Une fois rapatrié en France, le militaire - et ses proches - bénéficient d’un soutien global. « La coordination des moyens, c’est la principale évolution », complète le Dr Schwartzbrod. « Avant, les structures existaient, mais le patient était un peu la chasse gardée du service de santé. Désormais, le médecin, le chef de corps, l’assistante sociale, le service de la solde, le monde associatif et le fonds d’entraide travaillent ensemble. Sans oublier la commission des blessés qui assure un suivi jusqu’à la fin de la reconversion. »
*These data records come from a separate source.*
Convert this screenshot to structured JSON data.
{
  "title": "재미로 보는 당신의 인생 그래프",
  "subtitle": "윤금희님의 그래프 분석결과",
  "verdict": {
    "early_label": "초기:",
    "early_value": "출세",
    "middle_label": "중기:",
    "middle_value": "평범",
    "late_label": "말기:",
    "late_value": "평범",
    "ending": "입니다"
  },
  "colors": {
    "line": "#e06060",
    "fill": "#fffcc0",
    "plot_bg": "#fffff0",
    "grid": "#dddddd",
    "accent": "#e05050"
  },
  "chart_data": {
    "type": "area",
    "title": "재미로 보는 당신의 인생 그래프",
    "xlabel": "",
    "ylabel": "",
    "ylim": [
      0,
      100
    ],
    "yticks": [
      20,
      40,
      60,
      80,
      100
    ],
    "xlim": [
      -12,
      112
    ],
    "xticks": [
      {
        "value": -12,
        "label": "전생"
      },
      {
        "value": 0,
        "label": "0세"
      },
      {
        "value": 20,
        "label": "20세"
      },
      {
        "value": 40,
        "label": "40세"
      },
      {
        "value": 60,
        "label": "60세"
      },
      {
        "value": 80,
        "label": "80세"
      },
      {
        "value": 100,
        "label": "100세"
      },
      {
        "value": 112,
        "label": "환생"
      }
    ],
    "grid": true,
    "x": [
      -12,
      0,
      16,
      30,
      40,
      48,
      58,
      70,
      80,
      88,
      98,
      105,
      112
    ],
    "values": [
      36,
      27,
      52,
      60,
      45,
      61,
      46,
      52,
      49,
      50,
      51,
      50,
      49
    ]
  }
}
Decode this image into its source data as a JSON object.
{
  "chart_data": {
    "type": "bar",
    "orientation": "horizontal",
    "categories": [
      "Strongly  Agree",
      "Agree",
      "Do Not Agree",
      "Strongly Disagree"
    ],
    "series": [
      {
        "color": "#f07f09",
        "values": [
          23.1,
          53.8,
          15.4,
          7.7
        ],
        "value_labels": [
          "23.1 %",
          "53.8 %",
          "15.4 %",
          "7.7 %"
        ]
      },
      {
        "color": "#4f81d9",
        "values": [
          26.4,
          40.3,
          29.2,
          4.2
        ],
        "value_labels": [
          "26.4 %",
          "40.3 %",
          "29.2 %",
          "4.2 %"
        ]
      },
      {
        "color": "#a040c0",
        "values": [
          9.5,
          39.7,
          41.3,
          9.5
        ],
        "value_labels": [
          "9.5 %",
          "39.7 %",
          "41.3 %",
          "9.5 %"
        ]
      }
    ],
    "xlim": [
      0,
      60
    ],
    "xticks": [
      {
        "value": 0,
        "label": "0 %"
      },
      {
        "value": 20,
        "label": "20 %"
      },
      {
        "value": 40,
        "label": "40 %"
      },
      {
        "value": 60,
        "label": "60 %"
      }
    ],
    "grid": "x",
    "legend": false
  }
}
En opération, le service médical est « amené à prendre en charge des blessés de guerre issus de l’armée française mais aussi et surtout des armées locales afghane, malienne ou ivoirienne. » Le médecin militaire joue un vrai rôle social et d’aide médicale auprès des populations. Le Dr Ramade a été projeté en Afghanistan en 2007 et 2008 et au Mali d’octobre 2013 à février 2014. Le Dr Schwarzbrod est parti quant à lui au Kosovo en 2003, en Bosnie en 2005, au Liban en 2007, en Afghanistan en 2009, au Tchad et en Côte d’Ivoire en 2011. « Nous avons accueilli des patients civils en détresse psychologique ou ayant des pathologies infectieuses. Lorsque le climat sécuritaire le permettait, nous avons apporté des soins aux enfants et aux personnes âgées. » Mi-militaire, mi-humanitaire, mais toujours médecin à part entière.
Les deux toubibs assurent également des gardes à l’hôpital de Belfort. « Les collègues sont toujours étonnés par notre sérénité. Les urgences ici sont tellement calmes comparées aux zones de conflit.